More treasures followed: A dollar bill from 1964, the year the capsule was sealed; a program for “Carneval,” the play Northeastern students were preparing at the time; blueprints for the student center that was just rising on campus; a Christian Science Monitor that announced talks between the U.S. and Vietnam; a Boston Globe edition that promised a march on Boston led by Dr. Martin Luther King Jr.
While most of Boston focused on a time capsule discovered atop the city’s Old State House, on the evening of Oct. 7, Northeastern faculty, alumni and students quietly celebrated the student center’s 50th anniversary with the unveiling of artifacts from not one, but two time capsules: One sealed in 1964, when the student center was completed, and another in 1994, when it was renovated. The capsules were concealed behind two cornerstones.
“Students here today only see a snapshot of their life each day, while these artifacts capture the history of the years here,” said Gail Olyha, co-chair of the Curry 50th Anniversary Celebration and associate dean of Off-Campus Student Services. Olyha served as director of the student center for 17 years, as well as chair of the committee that renovated the building in 1994. “I loved seeing the students’ reactions to each different object, and knowing that they are considering what has been before,” she said.
Lola Galiczynski, a junior biology major who has worked as a building manager in Curry since her freshman year, said the time capsule opening was “fascinating.”
“I think the most interesting items removed from the capsules were the newspapers from the time, particularly the headline about Martin Luther King’s march on Washington. In my head, that was so long ago–another time—and yet the students who made these time capsules lived through that. It was such a major event in history, and it made me think about what headlines will define our time while at Northeastern.”
The 1994 capsule was markedly different from its predecessor, spilling out a teddy bear, T-shirts, stickers and a wooden tablet peppered with the letters of the school’s fraternities and sororities.
A bill for the fall quarter of 1994 revealed just how much the price of a Northeastern education has changed over the past 20 years. It recorded a payment of $6,180 for the fall semester of a business degree, with an additional $1,145 tacked on for a 19-meal dining plan.
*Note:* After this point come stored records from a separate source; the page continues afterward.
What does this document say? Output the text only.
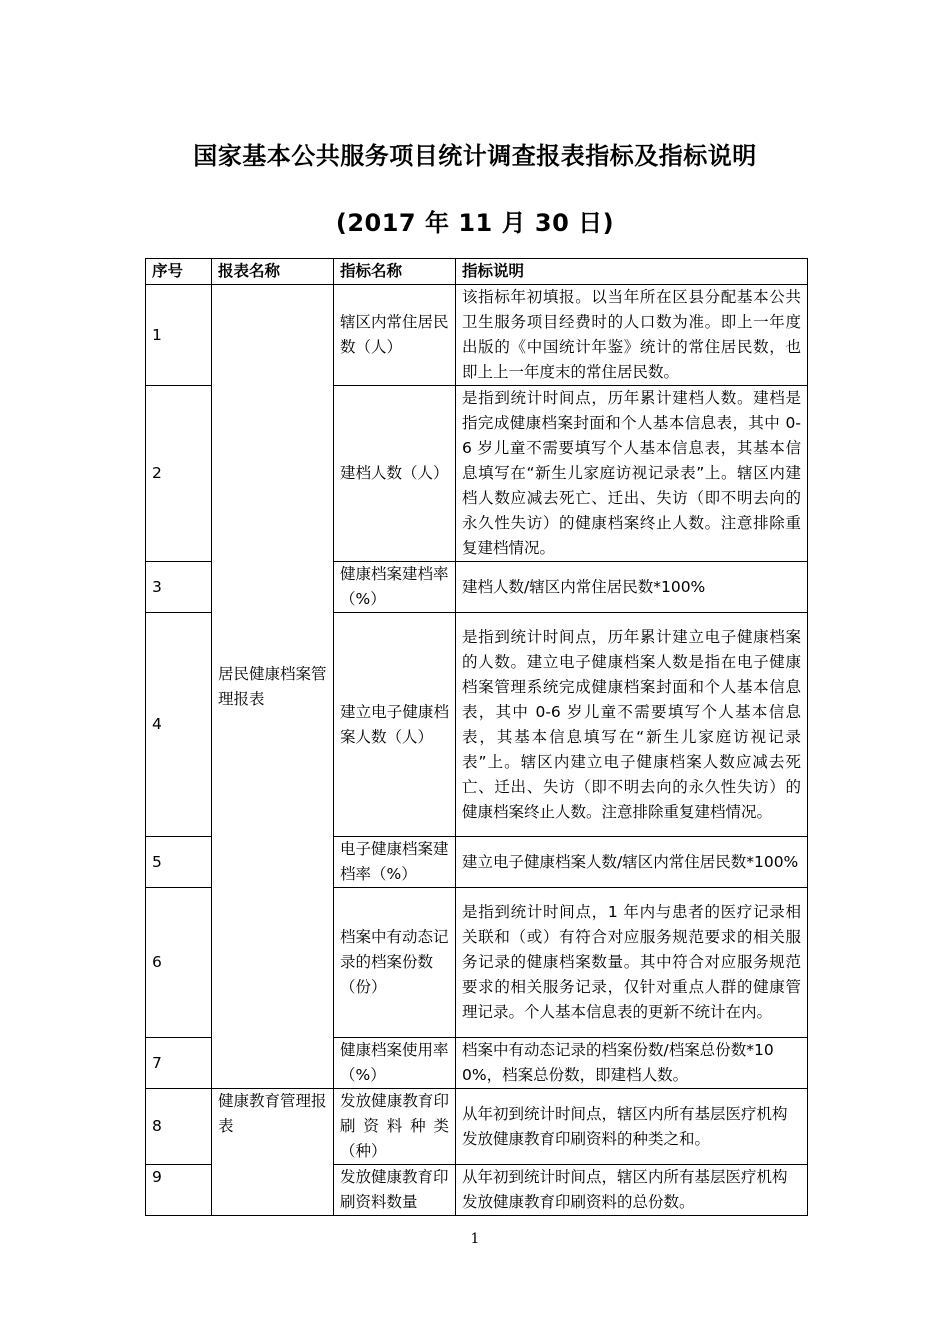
国家基本公共服务项目统计调查报表指标及指标说明
(2017 年 11 月 30 日)
序号	报表名称	指标名称	指标说明
1	居民健康档案管理报表	辖区内常住居民数（人）	该指标年初填报。以当年所在区县分配基本公共卫生服务项目经费时的人口数为准。即上一年度出版的《中国统计年鉴》统计的常住居民数，也即上上一年度末的常住居民数。
2		建档人数（人）	是指到统计时间点，历年累计建档人数。建档是指完成健康档案封面和个人基本信息表，其中 0-6 岁儿童不需要填写个人基本信息表，其基本信息填写在“新生儿家庭访视记录表”上。辖区内建档人数应减去死亡、迁出、失访（即不明去向的永久性失访）的健康档案终止人数。注意排除重复建档情况。
3		健康档案建档率（%）	建档人数/辖区内常住居民数*100%
4		建立电子健康档案人数（人）	是指到统计时间点，历年累计建立电子健康档案的人数。建立电子健康档案人数是指在电子健康档案管理系统完成健康档案封面和个人基本信息表，其中 0-6 岁儿童不需要填写个人基本信息表，其基本信息填写在“新生儿家庭访视记录表”上。辖区内建立电子健康档案人数应减去死亡、迁出、失访（即不明去向的永久性失访）的健康档案终止人数。注意排除重复建档情况。
5		电子健康档案建档率（%）	建立电子健康档案人数/辖区内常住居民数*100%
6		档案中有动态记录的档案份数（份）	是指到统计时间点，1 年内与患者的医疗记录相关联和（或）有符合对应服务规范要求的相关服务记录的健康档案数量。其中符合对应服务规范要求的相关服务记录，仅针对重点人群的健康管理记录。个人基本信息表的更新不统计在内。
7		健康档案使用率（%）	档案中有动态记录的档案份数/档案总份数*100%，档案总份数，即建档人数。
8	健康教育管理报表	发放健康教育印刷资料种类（种）	从年初到统计时间点，辖区内所有基层医疗机构发放健康教育印刷资料的种类之和。
9		发放健康教育印刷资料数量	从年初到统计时间点，辖区内所有基层医疗机构发放健康教育印刷资料的总份数。
1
A semester of that same degree today costs $21,267; 19 meals ring up $3,395.
“These time capsules gave us the chance to see pieces of history from our school,” said Jason Campbell-Foster, director of the Center for Student Involvement and the anniversary celebration’s co-chair.
Curry has served as a hub of student life at Northeastern over its 50-year history, hosting meeting rooms, study areas, offices for extracurricular clubs, an art gallery, a game room, a dance studio, the school’s main food court and the campus radio station. For many who work and study in the center, it has served as a second home.
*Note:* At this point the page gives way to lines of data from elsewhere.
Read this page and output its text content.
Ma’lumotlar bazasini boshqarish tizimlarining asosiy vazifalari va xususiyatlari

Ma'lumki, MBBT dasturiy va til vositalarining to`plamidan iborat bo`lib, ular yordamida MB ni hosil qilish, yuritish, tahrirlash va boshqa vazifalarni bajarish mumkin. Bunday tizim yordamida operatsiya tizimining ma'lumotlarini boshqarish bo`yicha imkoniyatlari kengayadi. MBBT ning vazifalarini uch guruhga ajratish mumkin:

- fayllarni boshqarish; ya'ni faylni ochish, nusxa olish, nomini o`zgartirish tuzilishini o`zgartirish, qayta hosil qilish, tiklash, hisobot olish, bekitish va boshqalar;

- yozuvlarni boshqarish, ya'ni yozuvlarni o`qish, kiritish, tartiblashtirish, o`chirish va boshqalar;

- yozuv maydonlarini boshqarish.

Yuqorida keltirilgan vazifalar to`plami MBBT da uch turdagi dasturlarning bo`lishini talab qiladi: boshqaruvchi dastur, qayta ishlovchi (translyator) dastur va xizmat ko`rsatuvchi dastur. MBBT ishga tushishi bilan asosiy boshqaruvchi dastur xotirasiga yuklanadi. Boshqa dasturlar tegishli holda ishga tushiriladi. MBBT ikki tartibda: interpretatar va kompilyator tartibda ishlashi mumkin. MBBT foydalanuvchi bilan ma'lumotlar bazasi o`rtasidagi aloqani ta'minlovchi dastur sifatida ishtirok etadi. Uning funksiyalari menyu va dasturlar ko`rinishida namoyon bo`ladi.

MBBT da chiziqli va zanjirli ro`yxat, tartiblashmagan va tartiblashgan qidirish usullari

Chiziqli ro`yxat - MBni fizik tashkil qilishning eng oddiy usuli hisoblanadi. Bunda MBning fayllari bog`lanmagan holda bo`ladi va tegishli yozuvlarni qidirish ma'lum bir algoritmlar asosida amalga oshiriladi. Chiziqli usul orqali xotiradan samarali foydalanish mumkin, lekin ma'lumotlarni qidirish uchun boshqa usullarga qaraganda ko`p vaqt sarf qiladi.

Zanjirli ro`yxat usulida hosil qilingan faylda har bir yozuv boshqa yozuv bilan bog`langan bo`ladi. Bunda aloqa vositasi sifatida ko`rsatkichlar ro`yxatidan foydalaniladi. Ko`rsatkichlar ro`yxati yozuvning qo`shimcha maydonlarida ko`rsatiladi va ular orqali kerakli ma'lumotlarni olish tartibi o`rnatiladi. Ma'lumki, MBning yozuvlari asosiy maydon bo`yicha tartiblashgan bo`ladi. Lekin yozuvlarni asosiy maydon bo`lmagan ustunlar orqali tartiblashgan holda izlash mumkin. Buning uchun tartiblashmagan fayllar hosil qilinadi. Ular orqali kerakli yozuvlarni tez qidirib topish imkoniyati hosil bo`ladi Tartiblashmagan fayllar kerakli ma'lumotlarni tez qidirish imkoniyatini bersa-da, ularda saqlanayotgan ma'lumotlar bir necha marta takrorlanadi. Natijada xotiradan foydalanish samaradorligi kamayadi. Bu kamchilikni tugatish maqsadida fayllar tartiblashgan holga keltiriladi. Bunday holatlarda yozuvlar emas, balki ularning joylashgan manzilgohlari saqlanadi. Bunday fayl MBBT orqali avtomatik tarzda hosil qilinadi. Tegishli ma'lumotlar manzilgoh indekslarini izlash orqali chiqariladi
“Events like this celebration connect students to our history and their school, and I hope to see more events like it in the future,” said Bob Grier, recently retired director of student center operations, who worked at Curry since 1975. “The student is our currency. They are the center of what we do here. However, the student lifespan here is relatively short, so we have to work to maintain their connection with the school.”
The event also marked the opening of the Curry 50th Anniversary Gallery, where the time capsule items will be displayed, alongside a timeline of the building’s history and of the world events that unfolded around it. The gallery will remain open until Nov. 15, when the Northeastern community will prepare for the student center’s next milestone by sealing a new time capsule behind the center’s cornerstones. The school is currently holding an essay contest to allow students to suggest what should be sealed away for the next generation of Northeastern students to discover.
“Having worked here since freshman year, I thought I knew everything there is to know about Curry,” said Galiczynski. “Seeing the time capsules opened and walking through the anniversary gallery, I realize that I only know what Curry is today.”
Editor’s Note: This story was produced under a partnership with Northeastern University’s School of Journalism.